La problématique de l’alimentation et de l’agriculture est d’autant plus importante que la population mondiale tend, historiquement, à connaître une croissance exponentielle et que la question de la nutrition n’est pas encore résolue à ce jour dans certaines régions du monde.

Face à Face du 7 décembre 2007

Tristan Lecomte, Fondateur d’AlterEco
Bernard Giraud, Directeur du Développement Durable, Danone

Modérateur :
Bénédicte Faivre-Tavignot, Directrice pédagogique du Mastère Management du Développement Durable, HEC


Développement durable: marché de niche ou mass market?

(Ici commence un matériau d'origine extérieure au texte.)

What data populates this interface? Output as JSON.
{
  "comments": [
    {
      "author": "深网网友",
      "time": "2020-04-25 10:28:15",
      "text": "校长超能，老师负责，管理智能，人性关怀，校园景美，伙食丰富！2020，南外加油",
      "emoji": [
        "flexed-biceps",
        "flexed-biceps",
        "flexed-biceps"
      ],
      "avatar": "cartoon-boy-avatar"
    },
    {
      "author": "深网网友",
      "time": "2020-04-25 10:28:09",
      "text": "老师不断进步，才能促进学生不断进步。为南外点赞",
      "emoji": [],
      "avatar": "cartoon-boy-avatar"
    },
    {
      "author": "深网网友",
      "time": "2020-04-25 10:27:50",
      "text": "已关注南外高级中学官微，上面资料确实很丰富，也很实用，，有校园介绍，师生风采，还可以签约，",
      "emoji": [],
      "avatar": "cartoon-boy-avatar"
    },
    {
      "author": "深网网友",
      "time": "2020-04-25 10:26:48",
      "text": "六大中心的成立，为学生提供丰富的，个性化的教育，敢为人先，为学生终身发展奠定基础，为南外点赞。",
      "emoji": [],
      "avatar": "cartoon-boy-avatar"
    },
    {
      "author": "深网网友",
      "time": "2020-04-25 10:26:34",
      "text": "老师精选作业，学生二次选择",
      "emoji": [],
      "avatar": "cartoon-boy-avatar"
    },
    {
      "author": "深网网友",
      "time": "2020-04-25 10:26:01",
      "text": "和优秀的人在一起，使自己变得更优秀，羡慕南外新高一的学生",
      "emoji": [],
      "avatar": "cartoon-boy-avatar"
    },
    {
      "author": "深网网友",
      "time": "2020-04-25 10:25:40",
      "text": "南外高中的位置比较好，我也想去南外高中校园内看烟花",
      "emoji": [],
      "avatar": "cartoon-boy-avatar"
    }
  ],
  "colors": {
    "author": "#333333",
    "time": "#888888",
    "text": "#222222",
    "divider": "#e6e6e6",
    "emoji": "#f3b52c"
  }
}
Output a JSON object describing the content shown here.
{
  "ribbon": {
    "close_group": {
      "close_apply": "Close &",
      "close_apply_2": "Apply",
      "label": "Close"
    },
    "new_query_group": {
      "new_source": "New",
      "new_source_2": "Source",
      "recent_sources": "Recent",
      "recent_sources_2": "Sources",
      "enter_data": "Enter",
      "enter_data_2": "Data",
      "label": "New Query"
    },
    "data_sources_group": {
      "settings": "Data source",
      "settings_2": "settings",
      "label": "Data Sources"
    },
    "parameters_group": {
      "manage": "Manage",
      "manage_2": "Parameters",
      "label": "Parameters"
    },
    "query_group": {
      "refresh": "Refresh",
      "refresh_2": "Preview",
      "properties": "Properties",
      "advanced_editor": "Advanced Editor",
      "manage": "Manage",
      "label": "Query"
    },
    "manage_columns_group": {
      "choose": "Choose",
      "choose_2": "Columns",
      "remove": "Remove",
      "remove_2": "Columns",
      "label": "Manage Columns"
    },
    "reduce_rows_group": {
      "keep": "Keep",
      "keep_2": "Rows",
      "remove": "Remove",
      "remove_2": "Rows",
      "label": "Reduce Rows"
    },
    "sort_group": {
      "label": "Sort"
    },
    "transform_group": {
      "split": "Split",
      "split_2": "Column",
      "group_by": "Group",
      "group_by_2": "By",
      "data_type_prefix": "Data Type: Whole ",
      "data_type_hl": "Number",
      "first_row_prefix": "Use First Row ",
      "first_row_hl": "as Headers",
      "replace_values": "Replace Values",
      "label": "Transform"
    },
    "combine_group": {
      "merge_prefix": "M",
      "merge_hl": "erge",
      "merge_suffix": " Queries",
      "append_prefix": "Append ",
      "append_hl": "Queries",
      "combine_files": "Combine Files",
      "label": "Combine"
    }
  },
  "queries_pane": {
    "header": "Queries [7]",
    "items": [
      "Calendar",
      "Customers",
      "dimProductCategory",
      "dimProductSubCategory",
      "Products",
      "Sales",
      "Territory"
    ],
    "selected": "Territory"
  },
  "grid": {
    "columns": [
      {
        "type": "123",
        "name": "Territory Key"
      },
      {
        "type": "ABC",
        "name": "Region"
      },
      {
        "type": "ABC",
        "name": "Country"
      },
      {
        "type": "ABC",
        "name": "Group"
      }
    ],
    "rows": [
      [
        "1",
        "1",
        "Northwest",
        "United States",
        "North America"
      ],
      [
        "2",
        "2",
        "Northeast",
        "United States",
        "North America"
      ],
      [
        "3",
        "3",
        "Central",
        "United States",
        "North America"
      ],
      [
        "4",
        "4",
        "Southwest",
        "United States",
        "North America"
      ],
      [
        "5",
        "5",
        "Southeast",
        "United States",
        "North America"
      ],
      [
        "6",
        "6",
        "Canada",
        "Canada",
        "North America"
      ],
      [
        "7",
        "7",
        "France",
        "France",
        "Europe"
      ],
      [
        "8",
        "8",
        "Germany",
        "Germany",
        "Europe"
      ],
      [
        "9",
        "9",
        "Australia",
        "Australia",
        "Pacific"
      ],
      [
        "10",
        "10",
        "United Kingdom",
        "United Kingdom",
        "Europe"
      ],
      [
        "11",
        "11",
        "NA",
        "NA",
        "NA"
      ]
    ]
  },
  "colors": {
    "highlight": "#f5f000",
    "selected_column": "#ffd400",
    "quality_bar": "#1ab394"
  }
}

Tristan Lecomte, fondateur d’AlterEco, rappelle en ouverture de séance que le commerce équitable reste, en France, une niche de marché qui représente environ 200 millions d’euros de chiffre d’affaires, tandis qu’AlterEco en tire une modeste part, 20 millions d’euros. De même, le secteur est encore très peu développé au niveau mondial.

AlterEco a néanmoins l’espoir de sortir de la niche, de toucher la catégorie des créatifs culturels, qui présente un rapport plus distancié à la consommation. AlterEco est ainsi plus qu’une simple activité d’achat et de vente de produits, car le mouvement se veut un mouvement citoyen et politique ; ainsi, AlterEco développe son propre système d’audits et ne dépend pas uniquement des audits de Max Havelaar. La cible principale est celle des consommateurs dits « experts », pour autant les marques de distributeurs peuvent être une porte d’entrée pour les autres consommateurs, plus traditionnels, vers le commerce équitable.

D’autre part, Tristan Lecomte salue l’initiative des grands groupes industriels qui se lancent dans des gammes de produits équitables, tout en rappelant qu’il est important de connaître la manière dont ils mettent ces programmes en place. Ces groupes industriels parasitent-ils le marché ou parviennent-il à susciter un engouement plus fort pour les produits équitables? Les grandes entreprises travaillent sur des volumes très importants, elles ne peuvent donc être aussi exigeantes que des structures plus réduites comme AlterEco. Ces initiatives portent aussi en elles le risque de créer de la confusion et de troubler le consommateur.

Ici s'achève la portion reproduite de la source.